According to the Colorado Department of Transportation website, the highway expansion, called the "I-70 Floyd Hill project," is intended to "address the bottleneck on I-70 at Floyd Hill and improve travel time reliability" and "improve traffic flow and access at interchanges and intersections." Construction will run from 2024 to 2028, according to the Colorado DOT's timeline.
The main problem with that plan is that studies have shown, over and over, that expanding highways does not improve traffic flow or reduce congestion — instead, it attracts more cars, leading to more air and noise pollution, more environmental damage, and the same amount of traffic as before.
"Just one more lane bro. Promise this will fix the traffic problems. Just one more lane and everything will be great," wrote one Redditor.

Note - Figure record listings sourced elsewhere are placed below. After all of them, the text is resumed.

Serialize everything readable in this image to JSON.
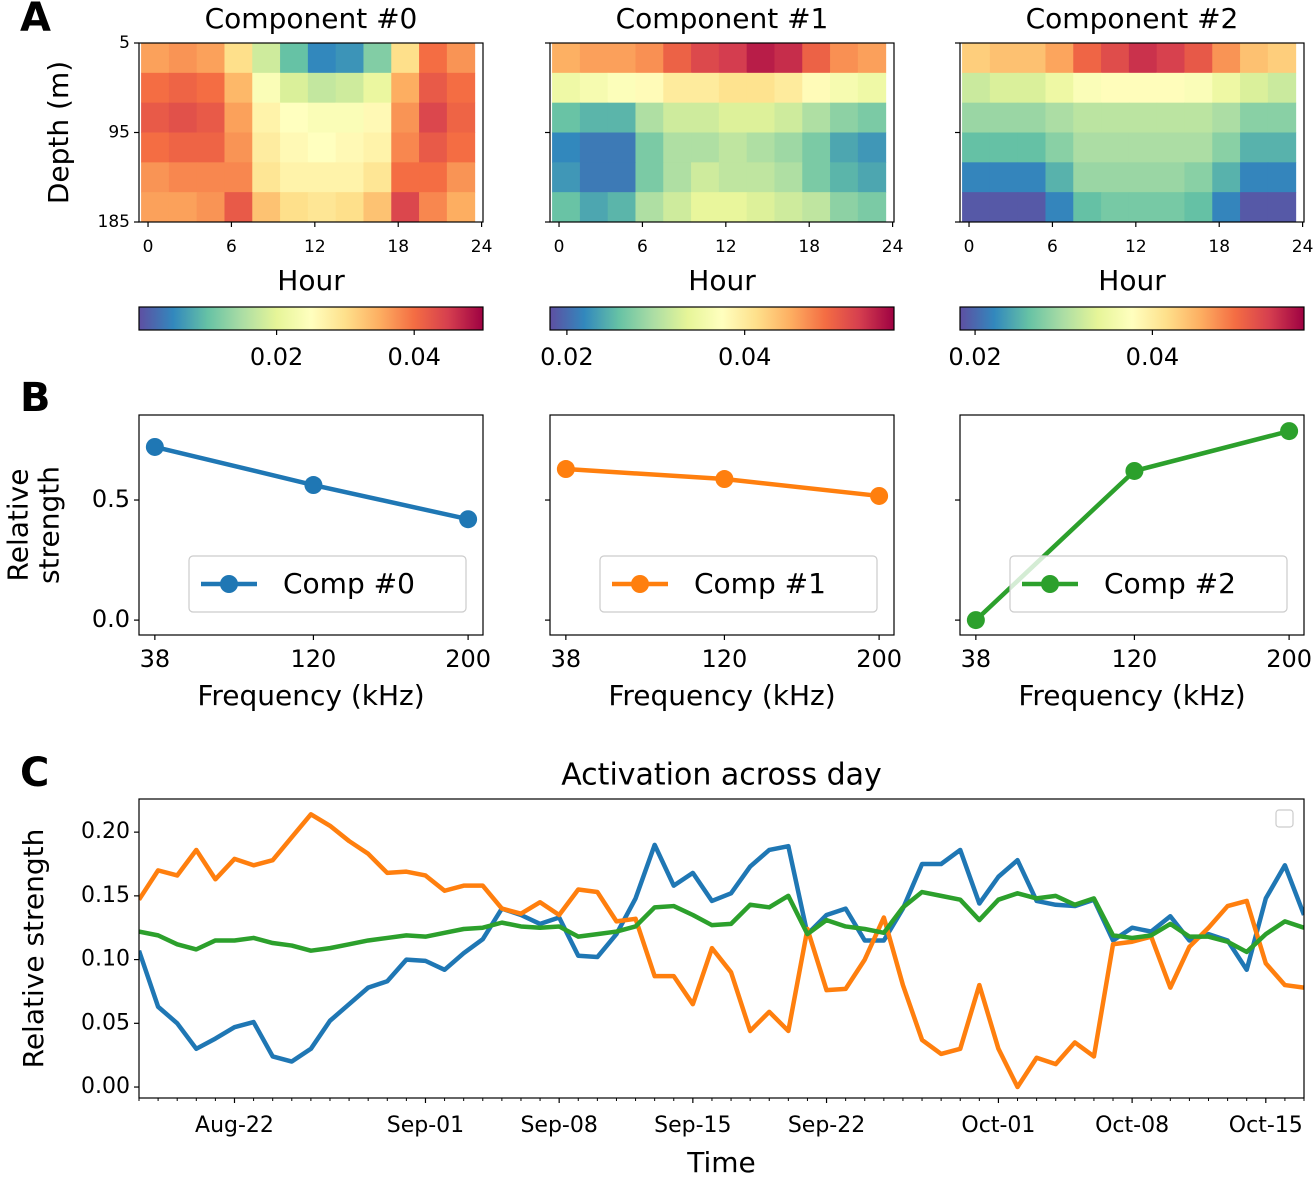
{
  "chart_data": [
    {
      "type": "heatmap",
      "panel": "A",
      "title": "Component #0",
      "xlabel": "Hour",
      "ylabel": [
        "Depth (m)"
      ],
      "x_edges": [
        -0.5,
        1.5,
        3.5,
        5.5,
        7.5,
        9.5,
        11.5,
        13.5,
        15.5,
        17.5,
        19.5,
        21.5,
        23.5
      ],
      "y_edges": [
        5,
        35,
        65,
        95,
        125,
        155,
        185
      ],
      "values": [
        [
          0.036,
          0.037,
          0.036,
          0.03,
          0.018,
          0.01,
          0.005,
          0.006,
          0.012,
          0.03,
          0.04,
          0.037
        ],
        [
          0.04,
          0.041,
          0.04,
          0.034,
          0.024,
          0.019,
          0.017,
          0.018,
          0.021,
          0.035,
          0.042,
          0.04
        ],
        [
          0.042,
          0.043,
          0.042,
          0.036,
          0.027,
          0.025,
          0.024,
          0.024,
          0.026,
          0.037,
          0.044,
          0.041
        ],
        [
          0.04,
          0.041,
          0.041,
          0.037,
          0.028,
          0.026,
          0.025,
          0.026,
          0.027,
          0.038,
          0.042,
          0.04
        ],
        [
          0.037,
          0.038,
          0.038,
          0.038,
          0.029,
          0.027,
          0.027,
          0.027,
          0.029,
          0.04,
          0.04,
          0.037
        ],
        [
          0.036,
          0.036,
          0.037,
          0.042,
          0.033,
          0.03,
          0.029,
          0.03,
          0.033,
          0.044,
          0.038,
          0.035
        ]
      ],
      "xlim": [
        -0.65,
        24.1
      ],
      "ylim": [
        185,
        5
      ],
      "xticks": [
        0,
        6,
        12,
        18,
        24
      ],
      "yticks": [
        5,
        95,
        185
      ],
      "show_ytick_labels": true,
      "colormap": [
        "#5e4fa2",
        "#3288bd",
        "#66c2a5",
        "#abdda4",
        "#e6f598",
        "#ffffbf",
        "#fee08b",
        "#fdae61",
        "#f46d43",
        "#d53e4f",
        "#9e0142"
      ],
      "clim": [
        0.0,
        0.05
      ],
      "cticks": [
        0.02,
        0.04
      ]
    },
    {
      "type": "heatmap",
      "title": "Component #1",
      "xlabel": "Hour",
      "x_edges": [
        -0.5,
        1.5,
        3.5,
        5.5,
        7.5,
        9.5,
        11.5,
        13.5,
        15.5,
        17.5,
        19.5,
        21.5,
        23.5
      ],
      "y_edges": [
        5,
        35,
        65,
        95,
        125,
        155,
        185
      ],
      "values": [
        [
          0.045,
          0.046,
          0.046,
          0.047,
          0.05,
          0.052,
          0.053,
          0.055,
          0.054,
          0.05,
          0.047,
          0.046
        ],
        [
          0.035,
          0.036,
          0.037,
          0.038,
          0.04,
          0.04,
          0.041,
          0.041,
          0.04,
          0.038,
          0.036,
          0.035
        ],
        [
          0.026,
          0.025,
          0.025,
          0.03,
          0.032,
          0.032,
          0.033,
          0.033,
          0.032,
          0.03,
          0.028,
          0.027
        ],
        [
          0.022,
          0.021,
          0.021,
          0.027,
          0.03,
          0.03,
          0.031,
          0.03,
          0.029,
          0.027,
          0.024,
          0.023
        ],
        [
          0.023,
          0.021,
          0.021,
          0.027,
          0.03,
          0.032,
          0.031,
          0.031,
          0.03,
          0.027,
          0.025,
          0.024
        ],
        [
          0.026,
          0.024,
          0.025,
          0.03,
          0.032,
          0.034,
          0.034,
          0.033,
          0.032,
          0.031,
          0.028,
          0.027
        ]
      ],
      "xlim": [
        -0.65,
        24.1
      ],
      "ylim": [
        185,
        5
      ],
      "xticks": [
        0,
        6,
        12,
        18,
        24
      ],
      "yticks": [
        5,
        95,
        185
      ],
      "show_ytick_labels": false,
      "colormap": [
        "#5e4fa2",
        "#3288bd",
        "#66c2a5",
        "#abdda4",
        "#e6f598",
        "#ffffbf",
        "#fee08b",
        "#fdae61",
        "#f46d43",
        "#d53e4f",
        "#9e0142"
      ],
      "clim": [
        0.0181,
        0.0568
      ],
      "cticks": [
        0.02,
        0.04
      ]
    },
    {
      "type": "heatmap",
      "title": "Component #2",
      "xlabel": "Hour",
      "x_edges": [
        -0.5,
        1.5,
        3.5,
        5.5,
        7.5,
        9.5,
        11.5,
        13.5,
        15.5,
        17.5,
        19.5,
        21.5,
        23.5
      ],
      "y_edges": [
        5,
        35,
        65,
        95,
        125,
        155,
        185
      ],
      "values": [
        [
          0.043,
          0.044,
          0.044,
          0.046,
          0.05,
          0.052,
          0.054,
          0.053,
          0.051,
          0.047,
          0.044,
          0.043
        ],
        [
          0.032,
          0.033,
          0.033,
          0.035,
          0.037,
          0.038,
          0.038,
          0.038,
          0.037,
          0.035,
          0.033,
          0.032
        ],
        [
          0.029,
          0.029,
          0.029,
          0.03,
          0.031,
          0.031,
          0.031,
          0.031,
          0.031,
          0.03,
          0.028,
          0.028
        ],
        [
          0.026,
          0.026,
          0.026,
          0.028,
          0.03,
          0.03,
          0.03,
          0.03,
          0.03,
          0.028,
          0.025,
          0.025
        ],
        [
          0.022,
          0.022,
          0.022,
          0.025,
          0.029,
          0.029,
          0.029,
          0.029,
          0.028,
          0.025,
          0.022,
          0.022
        ],
        [
          0.019,
          0.019,
          0.019,
          0.022,
          0.026,
          0.027,
          0.027,
          0.027,
          0.026,
          0.022,
          0.019,
          0.019
        ]
      ],
      "xlim": [
        -0.65,
        24.1
      ],
      "ylim": [
        185,
        5
      ],
      "xticks": [
        0,
        6,
        12,
        18,
        24
      ],
      "yticks": [
        5,
        95,
        185
      ],
      "show_ytick_labels": false,
      "colormap": [
        "#5e4fa2",
        "#3288bd",
        "#66c2a5",
        "#abdda4",
        "#e6f598",
        "#ffffbf",
        "#fee08b",
        "#fdae61",
        "#f46d43",
        "#d53e4f",
        "#9e0142"
      ],
      "clim": [
        0.0183,
        0.0571
      ],
      "cticks": [
        0.02,
        0.04
      ]
    },
    {
      "type": "line",
      "panel": "B",
      "xlabel": "Frequency (kHz)",
      "ylabel": [
        "Relative",
        "strength"
      ],
      "x": [
        38,
        120,
        200
      ],
      "xlim": [
        29.8,
        207.7
      ],
      "xticks": [
        38,
        120,
        200
      ],
      "ylim": [
        -0.062,
        0.854
      ],
      "yticks": [
        {
          "value": 0,
          "label": "0.0"
        },
        0.5
      ],
      "show_ytick_labels": true,
      "markers": true,
      "legend": "lower right",
      "series": [
        {
          "name": "Comp #0",
          "color": "#1f77b4",
          "values": [
            0.721,
            0.5625,
            0.42
          ]
        }
      ]
    },
    {
      "type": "line",
      "xlabel": "Frequency (kHz)",
      "x": [
        38,
        120,
        200
      ],
      "xlim": [
        29.8,
        207.7
      ],
      "xticks": [
        38,
        120,
        200
      ],
      "ylim": [
        -0.062,
        0.854
      ],
      "yticks": [
        {
          "value": 0,
          "label": "0.0"
        },
        0.5
      ],
      "show_ytick_labels": false,
      "markers": true,
      "legend": "lower right",
      "series": [
        {
          "name": "Comp #1",
          "color": "#ff7f0e",
          "values": [
            0.629,
            0.5875,
            0.517
          ]
        }
      ]
    },
    {
      "type": "line",
      "xlabel": "Frequency (kHz)",
      "x": [
        38,
        120,
        200
      ],
      "xlim": [
        29.8,
        207.7
      ],
      "xticks": [
        38,
        120,
        200
      ],
      "ylim": [
        -0.062,
        0.854
      ],
      "yticks": [
        {
          "value": 0,
          "label": "0.0"
        },
        0.5
      ],
      "show_ytick_labels": false,
      "markers": true,
      "legend": "lower right",
      "series": [
        {
          "name": "Comp #2",
          "color": "#2ca02c",
          "values": [
            0.0,
            0.621,
            0.787
          ]
        }
      ]
    },
    {
      "type": "line",
      "panel": "C",
      "title": "Activation across day",
      "xlabel": "Time",
      "ylabel": [
        "Relative strength"
      ],
      "x": [
        "Aug-17",
        "Aug-18",
        "Aug-19",
        "Aug-20",
        "Aug-21",
        "Aug-22",
        "Aug-23",
        "Aug-24",
        "Aug-25",
        "Aug-26",
        "Aug-27",
        "Aug-28",
        "Aug-29",
        "Aug-30",
        "Aug-31",
        "Sep-01",
        "Sep-02",
        "Sep-03",
        "Sep-04",
        "Sep-05",
        "Sep-06",
        "Sep-07",
        "Sep-08",
        "Sep-09",
        "Sep-10",
        "Sep-11",
        "Sep-12",
        "Sep-13",
        "Sep-14",
        "Sep-15",
        "Sep-16",
        "Sep-17",
        "Sep-18",
        "Sep-19",
        "Sep-20",
        "Sep-21",
        "Sep-22",
        "Sep-23",
        "Sep-24",
        "Sep-25",
        "Sep-26",
        "Sep-27",
        "Sep-28",
        "Sep-29",
        "Sep-30",
        "Oct-01",
        "Oct-02",
        "Oct-03",
        "Oct-04",
        "Oct-05",
        "Oct-06",
        "Oct-07",
        "Oct-08",
        "Oct-09",
        "Oct-10",
        "Oct-11",
        "Oct-12",
        "Oct-13",
        "Oct-14",
        "Oct-15",
        "Oct-16",
        "Oct-17"
      ],
      "xlim": [
        "Aug-17",
        "Oct-17"
      ],
      "xticks": [
        "Aug-22",
        "Sep-01",
        "Sep-08",
        "Sep-15",
        "Sep-22",
        "Oct-01",
        "Oct-08",
        "Oct-15"
      ],
      "ylim": [
        -0.0086,
        0.226
      ],
      "yticks": [
        {
          "value": 0,
          "label": "0.00"
        },
        0.05,
        {
          "value": 0.1,
          "label": "0.10"
        },
        0.15,
        {
          "value": 0.2,
          "label": "0.20"
        }
      ],
      "show_ytick_labels": true,
      "markers": false,
      "legend": "upper right",
      "series": [
        {
          "color": "#1f77b4",
          "values": [
            0.107,
            0.063,
            0.05,
            0.03,
            0.038,
            0.047,
            0.051,
            0.024,
            0.02,
            0.03,
            0.052,
            0.065,
            0.078,
            0.083,
            0.1,
            0.099,
            0.092,
            0.105,
            0.116,
            0.14,
            0.135,
            0.128,
            0.133,
            0.103,
            0.102,
            0.12,
            0.148,
            0.19,
            0.158,
            0.168,
            0.146,
            0.152,
            0.173,
            0.186,
            0.189,
            0.12,
            0.135,
            0.14,
            0.115,
            0.115,
            0.14,
            0.175,
            0.175,
            0.186,
            0.144,
            0.165,
            0.178,
            0.146,
            0.143,
            0.142,
            0.147,
            0.115,
            0.125,
            0.122,
            0.134,
            0.115,
            0.12,
            0.115,
            0.092,
            0.148,
            0.174,
            0.135
          ]
        },
        {
          "color": "#ff7f0e",
          "values": [
            0.147,
            0.17,
            0.166,
            0.186,
            0.163,
            0.179,
            0.174,
            0.178,
            0.196,
            0.214,
            0.205,
            0.193,
            0.183,
            0.168,
            0.169,
            0.166,
            0.154,
            0.158,
            0.158,
            0.14,
            0.136,
            0.145,
            0.135,
            0.155,
            0.153,
            0.13,
            0.132,
            0.087,
            0.087,
            0.065,
            0.109,
            0.09,
            0.044,
            0.059,
            0.044,
            0.124,
            0.076,
            0.077,
            0.1,
            0.133,
            0.08,
            0.037,
            0.026,
            0.03,
            0.08,
            0.03,
            0.0,
            0.023,
            0.018,
            0.035,
            0.024,
            0.112,
            0.114,
            0.118,
            0.078,
            0.11,
            0.125,
            0.142,
            0.146,
            0.097,
            0.08,
            0.078
          ]
        },
        {
          "color": "#2ca02c",
          "values": [
            0.122,
            0.119,
            0.112,
            0.108,
            0.115,
            0.115,
            0.117,
            0.113,
            0.111,
            0.107,
            0.109,
            0.112,
            0.115,
            0.117,
            0.119,
            0.118,
            0.121,
            0.124,
            0.125,
            0.129,
            0.126,
            0.125,
            0.126,
            0.118,
            0.12,
            0.122,
            0.126,
            0.141,
            0.142,
            0.135,
            0.127,
            0.128,
            0.143,
            0.141,
            0.15,
            0.12,
            0.131,
            0.126,
            0.124,
            0.121,
            0.141,
            0.153,
            0.15,
            0.147,
            0.131,
            0.147,
            0.152,
            0.148,
            0.15,
            0.143,
            0.148,
            0.119,
            0.117,
            0.119,
            0.128,
            0.118,
            0.118,
            0.114,
            0.106,
            0.12,
            0.13,
            0.125
          ]
        }
      ]
    }
  ]
}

"Wasting hundreds of millions of dollars and (messing) up nature further in order to be able to cut 5 seconds off, and have it added back by traffic anyways. What a deal," wrote another. "Why do governments magically have unlimited resources when building freeways but when running Public Transport, all of the sudden, they're struggling?"
The Colorado DOT also claims, bizarrely and confusingly, that expanding the highway will "implement environmental mitigation to enhance wildlife connectivity, air and water quality, stream conditions and recreation." The agency does not offer an explanation for what it means by this.